Starting the New Year with a few new PM goals

by Sylvie Edwards

It’s hard to believe that we started yet another year and, with it, another countdown to the next. Year after year, if you look at it, an indefinite loop or another big countdown. A whole new 365 days of work until we start all over again, give or take some nuances and differences that make it worth repeating in most cases. As a Project Manager, there are some Project Management goals worth looking at to help deal with our constantly evolving business environment. Changing work environments necessitates adjusting to change as it happens by reassessing how we work and potentially migrating work in order to meet PM goals and thrive.

Changing environments

It is not hard to see how the start of a new year brings us to a moment of reflection and contemplation as to where we’ve been and where we hope to head towards. The last two years, let’s face it, were very trying and have left us wanting for some sense of normalcy during changing environments, which again, with the start of a new year, seems to be eluding us. Most Project Managers that I have been talking to are grateful to still be working but long for some less perturbance in how they run their projects. Quite a few have made some moves to either better roles or to simply challenge themselves further.

Migrating work

Part of migrating work (known from the media as the great resignation) involved also taking a pause or ascertaining if a project leader role would be in their future for the next stage. Early retirement or simply retirement was a consideration for some others, leaving our profession with a few more gaps to fill than we started with. One other point to consider, which led to more depletion of PM ranks, is the countless friends and acquaintances that have battled and lost their fight for health during this period.

How we work

A large contributor to change during this time is how we work and new remote or distance working arrangements. We did have several organizations at the beginning of that process, but it was not as extended as it has now become. It is not given to everyone to thrive under these circumstances. For Project Managers who are used to physically facing a team and huddling down to make decisions, technology, though quite the savior for many, still did not manage to engage stakeholders enough or at the right level.
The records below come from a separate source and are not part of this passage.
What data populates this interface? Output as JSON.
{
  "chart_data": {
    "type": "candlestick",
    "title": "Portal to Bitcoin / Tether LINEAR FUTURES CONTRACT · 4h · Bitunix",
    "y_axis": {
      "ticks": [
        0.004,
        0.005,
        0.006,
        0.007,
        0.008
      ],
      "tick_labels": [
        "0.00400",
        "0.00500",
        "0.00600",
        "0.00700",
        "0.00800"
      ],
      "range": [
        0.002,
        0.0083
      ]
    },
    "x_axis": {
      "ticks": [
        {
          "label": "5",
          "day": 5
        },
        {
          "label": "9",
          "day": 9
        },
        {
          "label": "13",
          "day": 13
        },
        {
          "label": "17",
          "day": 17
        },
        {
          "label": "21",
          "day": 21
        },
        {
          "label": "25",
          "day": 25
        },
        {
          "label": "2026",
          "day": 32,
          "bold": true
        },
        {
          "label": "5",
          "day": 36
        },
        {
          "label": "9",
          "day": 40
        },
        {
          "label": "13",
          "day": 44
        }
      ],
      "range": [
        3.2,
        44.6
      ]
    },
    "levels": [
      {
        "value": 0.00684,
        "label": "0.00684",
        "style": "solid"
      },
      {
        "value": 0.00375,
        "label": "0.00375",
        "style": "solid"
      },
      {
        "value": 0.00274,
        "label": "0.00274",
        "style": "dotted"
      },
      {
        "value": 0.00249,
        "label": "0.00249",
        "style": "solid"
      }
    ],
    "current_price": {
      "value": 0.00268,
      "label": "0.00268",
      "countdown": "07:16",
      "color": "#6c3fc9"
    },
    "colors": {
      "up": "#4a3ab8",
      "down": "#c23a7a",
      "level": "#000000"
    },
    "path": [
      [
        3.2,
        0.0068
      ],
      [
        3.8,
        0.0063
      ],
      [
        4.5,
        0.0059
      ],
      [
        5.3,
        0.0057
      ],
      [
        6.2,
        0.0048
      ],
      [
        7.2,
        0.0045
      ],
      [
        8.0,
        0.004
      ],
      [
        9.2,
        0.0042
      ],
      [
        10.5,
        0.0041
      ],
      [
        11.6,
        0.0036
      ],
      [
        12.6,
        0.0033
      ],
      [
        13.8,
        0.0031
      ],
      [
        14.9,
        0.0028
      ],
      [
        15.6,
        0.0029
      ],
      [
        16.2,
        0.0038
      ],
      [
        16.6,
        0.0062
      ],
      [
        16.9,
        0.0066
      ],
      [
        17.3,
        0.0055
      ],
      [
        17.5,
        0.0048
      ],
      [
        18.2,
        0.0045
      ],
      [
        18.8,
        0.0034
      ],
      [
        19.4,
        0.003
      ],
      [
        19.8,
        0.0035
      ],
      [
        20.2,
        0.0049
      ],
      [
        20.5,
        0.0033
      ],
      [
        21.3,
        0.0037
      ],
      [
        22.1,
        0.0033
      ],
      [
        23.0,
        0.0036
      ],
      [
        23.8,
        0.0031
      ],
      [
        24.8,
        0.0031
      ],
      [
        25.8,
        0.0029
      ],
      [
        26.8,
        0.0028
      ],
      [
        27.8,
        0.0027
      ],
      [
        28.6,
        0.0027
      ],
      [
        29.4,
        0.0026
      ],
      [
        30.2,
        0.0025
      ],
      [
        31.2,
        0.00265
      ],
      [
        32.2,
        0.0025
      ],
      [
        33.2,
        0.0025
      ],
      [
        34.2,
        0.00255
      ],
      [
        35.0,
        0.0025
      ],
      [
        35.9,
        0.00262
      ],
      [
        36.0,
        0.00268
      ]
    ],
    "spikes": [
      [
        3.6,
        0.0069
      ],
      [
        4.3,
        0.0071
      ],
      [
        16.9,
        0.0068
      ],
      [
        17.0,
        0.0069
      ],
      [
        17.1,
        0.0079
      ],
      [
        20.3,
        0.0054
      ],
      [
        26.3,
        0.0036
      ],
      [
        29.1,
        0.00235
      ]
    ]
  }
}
Some projects were dropped altogether as there was no need for them any longer, while others were downsized or postponed outright. For most organizations, their needs have switched or pivoted overnight. We started thinking more about automation and about online accessible platforms for almost every aspect of our daily lives. This still requires the use of project management practices which is what makes use still quite the desirable individuals to keep around.
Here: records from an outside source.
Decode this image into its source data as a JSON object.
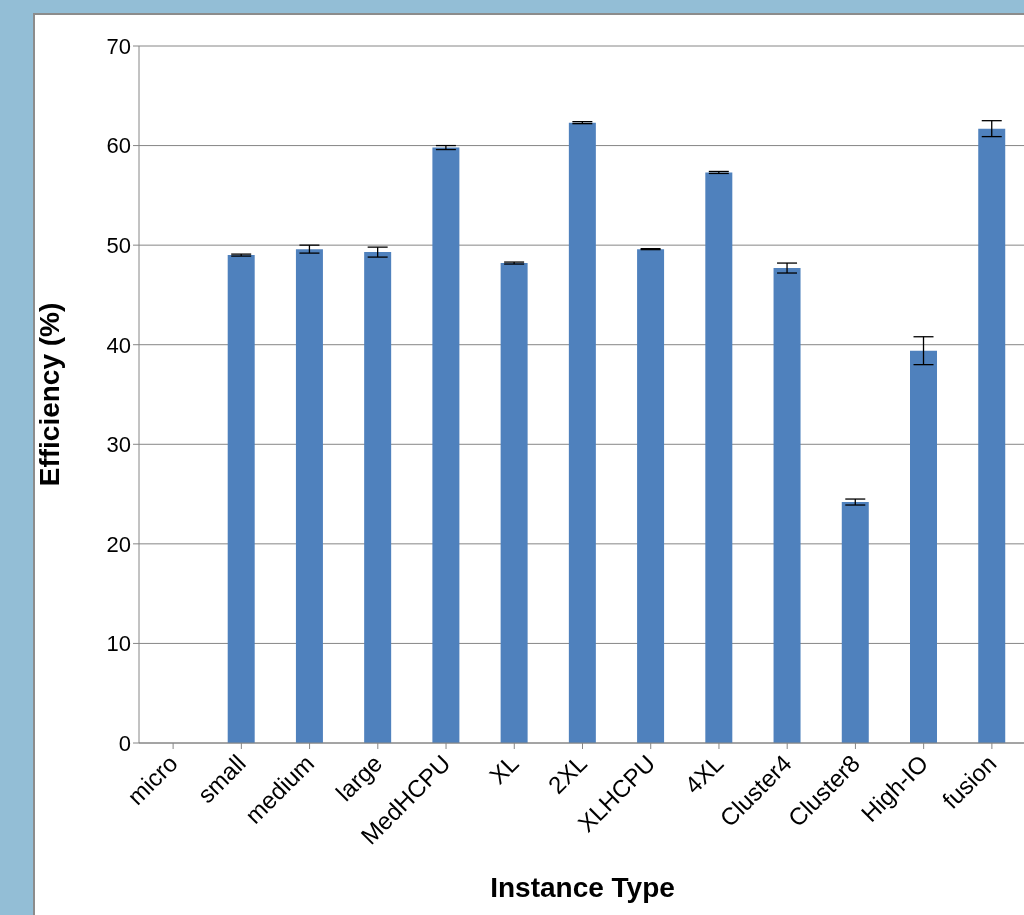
{
  "chart_data": {
    "type": "bar",
    "xlabel": "Instance Type",
    "ylabel": "Efficiency (%)",
    "categories": [
      "micro",
      "small",
      "medium",
      "large",
      "MedHCPU",
      "XL",
      "2XL",
      "XLHCPU",
      "4XL",
      "Cluster4",
      "Cluster8",
      "High-IO",
      "fusion"
    ],
    "values": [
      null,
      49.0,
      49.6,
      49.3,
      59.8,
      48.2,
      62.3,
      49.6,
      57.3,
      47.7,
      24.2,
      39.4,
      61.7
    ],
    "errors": [
      null,
      0.1,
      0.4,
      0.5,
      0.2,
      0.1,
      0.1,
      0.05,
      0.1,
      0.5,
      0.3,
      1.4,
      0.8
    ],
    "color": "#4f81bd",
    "ylim": [
      0,
      70
    ],
    "yticks": [
      0,
      10,
      20,
      30,
      40,
      50,
      60,
      70
    ],
    "grid": "y"
  }
}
Reassessing how work gets done

When we look back, years from now, innovation in a lot of areas due to necessity and survival is clear and noticeable. If you stayed put, adjusting to your evolving environment, chances are you took the time to reassess your overall direction and even foundation. You can see this reflected in the number of people taking courses and studying to get what might have been an elusive PMP® certification or another form of education or training. Services already providing these offerings online have been blooming. It just requires reassessing how work gets done and migrating work when and where necessary.

Adjusting to change in constantly changing environments

Whatever this new year has in store for any of us, I am sure that we will have to adjust to change several times before we find another comfortable spot to land. In thinking of my own resolutions this year, here are some PM goals that I think every Project Manager should keep in mind for adding to the new year’s resolutions list. Adjusting to change as it happens is necessary for survival. If you’ve already given up on previous years, maybe draft them into the upcoming list.
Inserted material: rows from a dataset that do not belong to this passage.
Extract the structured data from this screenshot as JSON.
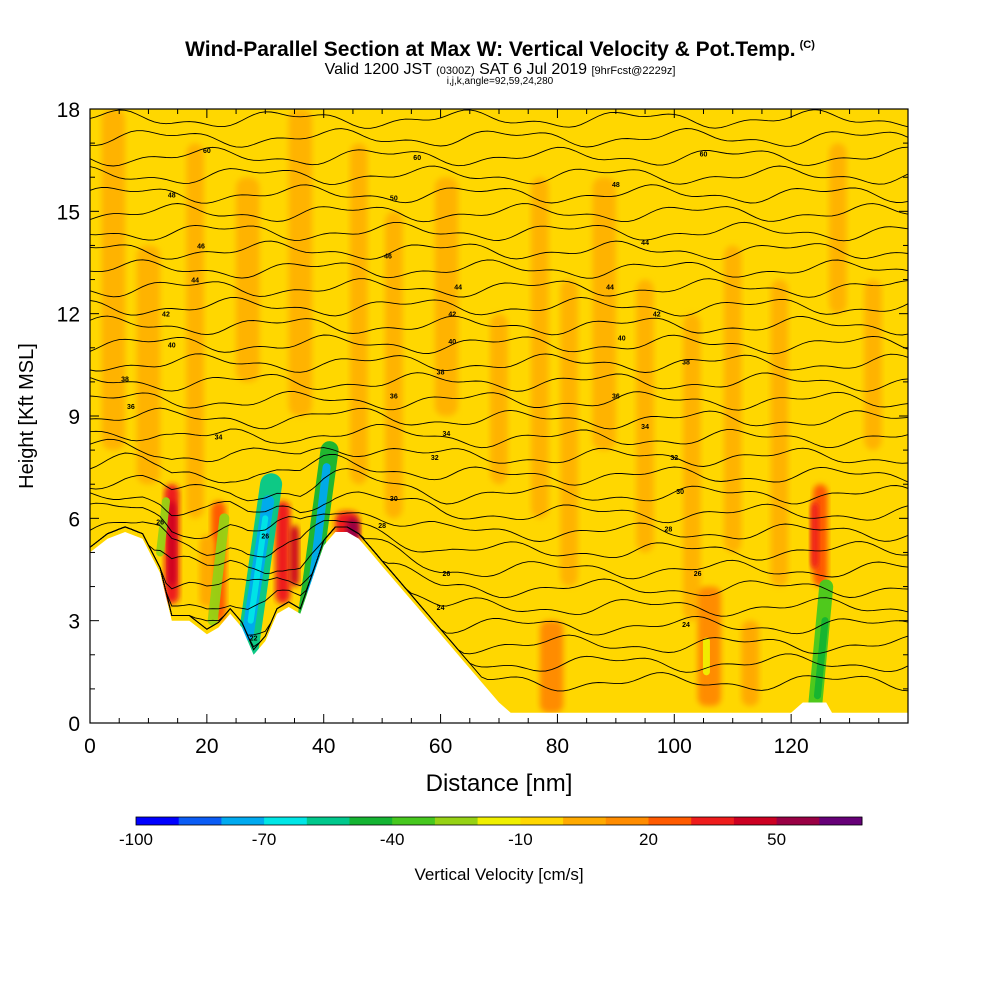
{
  "chart_data": {
    "type": "heatmap",
    "title": "Wind-Parallel Section at Max W: Vertical Velocity & Pot.Temp.",
    "title_tag": "(C)",
    "subtitle_valid": "Valid 1200 JST",
    "subtitle_utc": "(0300Z)",
    "subtitle_date": "SAT 6 Jul 2019",
    "subtitle_fcst": "[9hrFcst@2229z]",
    "subtitle_indices": "i,j,k,angle=92,59,24,280",
    "xlabel": "Distance [nm]",
    "ylabel": "Height [Kft MSL]",
    "xlim": [
      0,
      140
    ],
    "ylim": [
      0,
      18
    ],
    "x_ticks": [
      "0",
      "20",
      "40",
      "60",
      "80",
      "100",
      "120"
    ],
    "y_ticks": [
      "0",
      "3",
      "6",
      "9",
      "12",
      "15",
      "18"
    ],
    "colorbar": {
      "label": "Vertical Velocity [cm/s]",
      "tick_labels": [
        "-100",
        "-70",
        "-40",
        "-10",
        "20",
        "50"
      ],
      "colors": [
        "#0000ff",
        "#0a5cf5",
        "#00aaf0",
        "#00e6e6",
        "#00c88c",
        "#14b432",
        "#46c81e",
        "#96d214",
        "#f0f000",
        "#ffd700",
        "#ffaa00",
        "#ff8c00",
        "#ff5a00",
        "#ee1c1c",
        "#cc0022",
        "#990044",
        "#660077"
      ]
    },
    "terrain_profile": {
      "x": [
        0,
        3,
        6,
        9,
        12,
        14,
        17,
        20,
        22,
        24,
        26,
        28,
        30,
        32,
        34,
        36,
        38,
        40,
        42,
        44,
        46,
        48,
        50,
        52,
        54,
        56,
        58,
        60,
        62,
        64,
        66,
        68,
        70,
        72,
        120,
        122,
        126,
        127,
        140
      ],
      "y": [
        5.0,
        5.4,
        5.6,
        5.4,
        4.4,
        3.0,
        3.0,
        2.6,
        2.8,
        3.2,
        2.8,
        2.0,
        2.4,
        3.2,
        3.4,
        3.2,
        4.2,
        5.2,
        5.6,
        5.6,
        5.4,
        5.0,
        4.6,
        4.2,
        3.8,
        3.4,
        3.0,
        2.6,
        2.2,
        1.8,
        1.4,
        1.0,
        0.6,
        0.3,
        0.3,
        0.6,
        0.6,
        0.3,
        0.3
      ]
    },
    "theta_labels": [
      {
        "x": 20,
        "y": 16.8,
        "text": "60"
      },
      {
        "x": 56,
        "y": 16.6,
        "text": "60"
      },
      {
        "x": 105,
        "y": 16.7,
        "text": "60"
      },
      {
        "x": 14,
        "y": 15.5,
        "text": "48"
      },
      {
        "x": 52,
        "y": 15.4,
        "text": "50"
      },
      {
        "x": 90,
        "y": 15.8,
        "text": "48"
      },
      {
        "x": 19,
        "y": 14.0,
        "text": "46"
      },
      {
        "x": 51,
        "y": 13.7,
        "text": "46"
      },
      {
        "x": 95,
        "y": 14.1,
        "text": "44"
      },
      {
        "x": 18,
        "y": 13.0,
        "text": "44"
      },
      {
        "x": 63,
        "y": 12.8,
        "text": "44"
      },
      {
        "x": 89,
        "y": 12.8,
        "text": "44"
      },
      {
        "x": 13,
        "y": 12.0,
        "text": "42"
      },
      {
        "x": 62,
        "y": 12.0,
        "text": "42"
      },
      {
        "x": 97,
        "y": 12.0,
        "text": "42"
      },
      {
        "x": 14,
        "y": 11.1,
        "text": "40"
      },
      {
        "x": 62,
        "y": 11.2,
        "text": "40"
      },
      {
        "x": 91,
        "y": 11.3,
        "text": "40"
      },
      {
        "x": 6,
        "y": 10.1,
        "text": "38"
      },
      {
        "x": 60,
        "y": 10.3,
        "text": "38"
      },
      {
        "x": 102,
        "y": 10.6,
        "text": "38"
      },
      {
        "x": 7,
        "y": 9.3,
        "text": "36"
      },
      {
        "x": 52,
        "y": 9.6,
        "text": "36"
      },
      {
        "x": 90,
        "y": 9.6,
        "text": "36"
      },
      {
        "x": 22,
        "y": 8.4,
        "text": "34"
      },
      {
        "x": 61,
        "y": 8.5,
        "text": "34"
      },
      {
        "x": 95,
        "y": 8.7,
        "text": "34"
      },
      {
        "x": 59,
        "y": 7.8,
        "text": "32"
      },
      {
        "x": 100,
        "y": 7.8,
        "text": "32"
      },
      {
        "x": 52,
        "y": 6.6,
        "text": "30"
      },
      {
        "x": 101,
        "y": 6.8,
        "text": "30"
      },
      {
        "x": 50,
        "y": 5.8,
        "text": "28"
      },
      {
        "x": 99,
        "y": 5.7,
        "text": "28"
      },
      {
        "x": 12,
        "y": 5.9,
        "text": "26"
      },
      {
        "x": 30,
        "y": 5.5,
        "text": "26"
      },
      {
        "x": 61,
        "y": 4.4,
        "text": "26"
      },
      {
        "x": 104,
        "y": 4.4,
        "text": "26"
      },
      {
        "x": 60,
        "y": 3.4,
        "text": "24"
      },
      {
        "x": 102,
        "y": 2.9,
        "text": "24"
      },
      {
        "x": 28,
        "y": 2.5,
        "text": "22"
      }
    ]
  }
}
  • A good piece of advice to apply always: When given lemons, make lemonade. The key is to learn to love lemonade when that’s all there is to drink.
  • Make sure you look at your priorities frequently and take some time to consider how to adjust and what it means to every aspect of your life. We do have to remember that there is more to us than our working self.
  • Learn, learn, and keep on learning. One day will come when all this learning will pay off. Either that or you will end up quite wise.
  • Be open to new experiences. Don’t be so set in your way that you stay frozen in place. The new world for PMs is that of being not a specialist but a more flexible generalist. This needs to be embraced.
  • Take care of your “self,” and the rest will come.

Here’s to hoping we all come out wiser from these months of constant change and, yes, further pivoting. I personally have had just about enough of that word or of the “new normal” when it just all seems very not normal at all. One thing that is certain is that we have gathered a lot of lessons learned we wish we would not have to keep using over and over with every new wave of change. These make us stronger and contribute to our resilience. Grin and bear it is really the new motto to adopt.